Das ist zumindest der Schluß, zu dem ich gekommen bin.
Paradoxerweise denke ich, daß Waisenkinder hier sogar die besseren Chancen haben, einen solchen Wandel zu erfahren und durchzusetzen, wenn die Betreuung vor Ort funktioniert. Der permanente Erfahrungshorizont einer Familie, wo jede Form von Zuwendung spätestens 2 Tage später versoffen und verjubelt ist dürfte sich hingegen eher schädlich auswirken.
Oh ja, entsprechendes gibt's leider auch in Deutschland. Alleinerziehende Mütter, die pünktlich zum Ende des Erziehungsurlaubes wieder schwanger sind, aber den Vater nicht nennen wollen, sind hierzulande wohl gar nicht mal so selten (ein persönlicher Kontakt zu Sozialamtsmitarbeitern ist schon ein echter Augenöffner). Da werden dann auch die größeren Geschwister gleich mit eingespannt oder aber auf die Straße abgeschoben.

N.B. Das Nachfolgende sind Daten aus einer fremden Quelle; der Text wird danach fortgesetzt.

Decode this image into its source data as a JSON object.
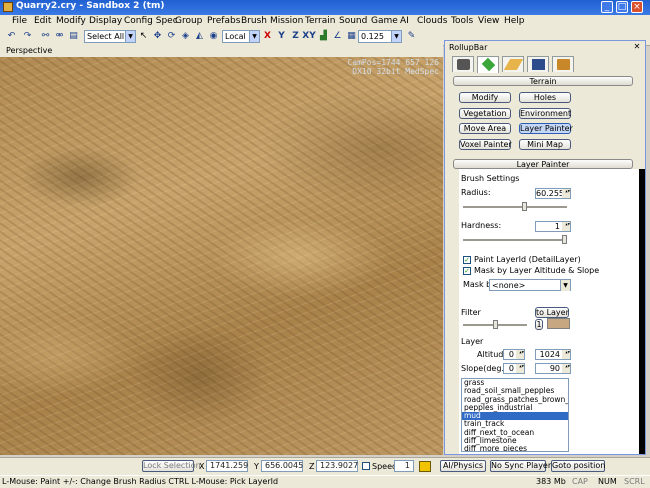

Ich hatte wenigstens noch den Schlüssel um den Hals, weil meine Eltern beide arbeiten gingen. Mittlerweile tragen wohl nicht wenige Kinder den Schlüssel, weil die Eltern nicht arbeiten wollen.
Was mich mit ziemlicher Sorge erfüllt - werden diese Kinder wirklich zu einen produktiven Teil der Gesellschaft und zahlen Rente ein? Oder sind sie lediglich die Sozialempfänger von morgen - bzw. von heute; der Anteil der jugendlichen Sozialhilfeempfänger ist erschreckend hoch.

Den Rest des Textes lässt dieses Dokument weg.